Here's the timeline of the incident:
- At 10:40, an alert is triggered, indicating a problem with the OSD.
- After the alert, Ceph becomes unresponsive with no IOPS or throughput.
- At 11:26, an engineer discovers that there is a gradual OSD failure,
with 6 out of 12 OSDs on the node being down.
- At 11:46, the Ceph engineer is unable to SSH into the faulty node and
attempts a soft restart, but the "smartmontools" process is stuck while
shutting down the server. Ping works during this time.
- After waiting for about one or two minutes, a hard restart is attempted
for the server.
- At 11:57, after the Ceph node starts normally, service resumes as usual,
indicating that the issue has been resolved.
Here is some basic information about our services:
- `Mon: 5 daemons, quorum host001, host002, host003, host004, host005 (age
4w)`
- `Mgr: host005 (active, since 4w), standbys: host001, host002, host003,
host004`
- `Osd: 218 osds: 218 up (since 22h), 218 in (since 22h)`
We have a cluster with 19 nodes, including 15 SSD nodes and 4 HDD nodes.
In total, there are 218 OSDs.
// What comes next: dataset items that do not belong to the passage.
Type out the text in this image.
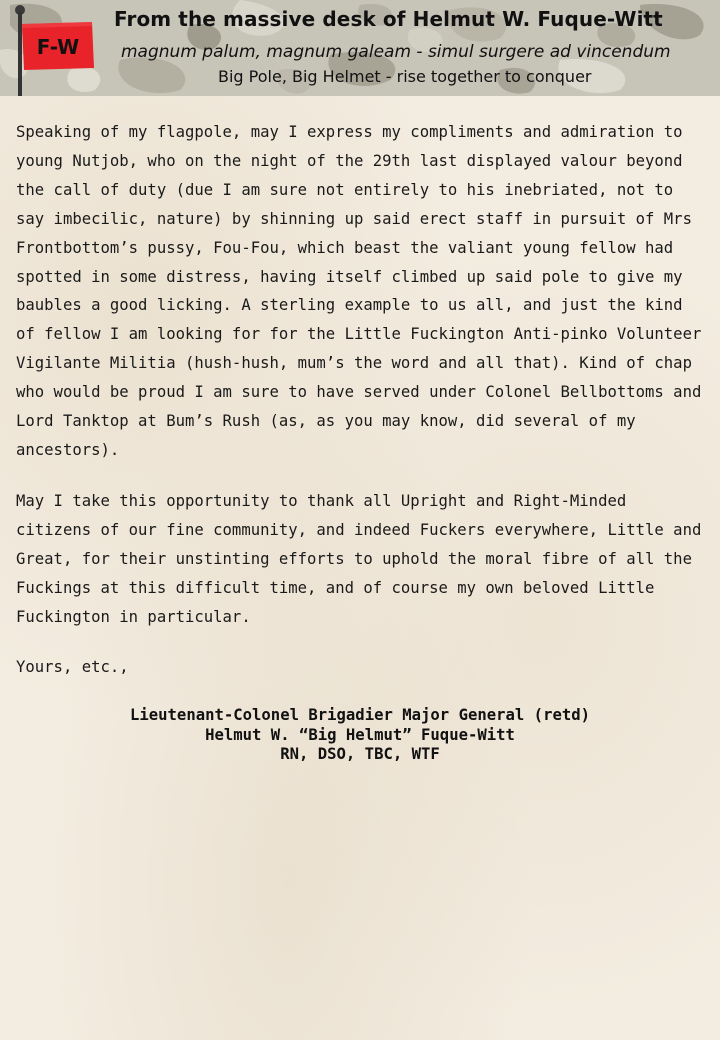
F-W
From the massive desk of Helmut W. Fuque-Witt
magnum palum, magnum galeam - simul surgere ad vincendum
Big Pole, Big Helmet - rise together to conquer

Speaking of my flagpole, may I express my compliments and admiration to young Nutjob, who on the night of the 29th last displayed valour beyond the call of duty (due I am sure not entirely to his inebriated, not to say imbecilic, nature) by shinning up said erect staff in pursuit of Mrs Frontbottom’s pussy, Fou-Fou, which beast the valiant young fellow had spotted in some distress, having itself climbed up said pole to give my baubles a good licking. A sterling example to us all, and just the kind of fellow I am looking for for the Little Fuckington Anti-pinko Volunteer Vigilante Militia (hush-hush, mum’s the word and all that). Kind of chap who would be proud I am sure to have served under Colonel Bellbottoms and Lord Tanktop at Bum’s Rush (as, as you may know, did several of my ancestors).

May I take this opportunity to thank all Upright and Right-Minded citizens of our fine community, and indeed Fuckers everywhere, Little and Great, for their unstinting efforts to uphold the moral fibre of all the Fuckings at this difficult time, and of course my own beloved Little Fuckington in particular.

Yours, etc.,

Lieutenant-Colonel Brigadier Major General (retd)
Helmut W. “Big Helmut” Fuque-Witt
RN, DSO, TBC, WTF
The SSD nodes have 11 OSDs with Samsung EVO
870 SSD and each drive DB/WAL by 1.6T NVME drive. We are using Ceph version
15.2.17 (8a82819d84cf884bd39c17e3236e0632ac146dc4) octopus (stable).
Here is the health check detail:
[root@node21 ~]# ceph health detail
HEALTH_WARN 1 osds down; Reduced data availability: 12 pgs inactive, 12
pgs peering; Degraded data redundancy: 272273/43967625 objects degraded
(0.619%), 88 pgs degraded, 5 pgs undersized; 18192 slow ops, oldest one
blocked for 3730 sec, daemons
[osd.0,osd.1,osd.101,osd.103,osd.107,osd.108,osd.109,osd.11,osd.111,osd.112]...
have slow ops.
[WRN] OSD_DOWN: 1 osds down
osd.174 (root=default,host=hkhost031) is down
[WRN] PG_AVAILABILITY: Reduced data availability: 12 pgs inactive, 12 pgs
peering
pg 2.dc is stuck peering for 49m, current state peering, last
acting [87,95,172]
pg 2.e2 is stuck peering for 15m, current state peering, last
acting [51,177,97]
......
pg 2.f7e is active+undersized+degraded, acting [10,214]
pg 2.f84 is active+undersized+degraded, acting [91,52]
[WRN] SLOW_OPS: 18192 slow ops, oldest one blocked for 3730 sec, daemons
[osd.0,osd.1,osd.101,osd.103,osd.107,osd.108,osd.109,osd.11,osd.111,osd.112]...
have slow ops.
I have the following questions:
1. Why couldn't Ceph detect the faulty node and automatically abandon its
resources? Can anyone provide more troubleshooting guidance for this case?
2. What is Ceph's detection mechanism and where can I find related
information? All of our production cloud machines were affected and
suspended. If RBD is unstable, we cannot continue to use Ceph technology
for our RBD source.
3. Did we miss any patches or bug fixes?
4. Is there anyone who can suggest improvements and how we can quickly
detect and avoid similar issues in the future?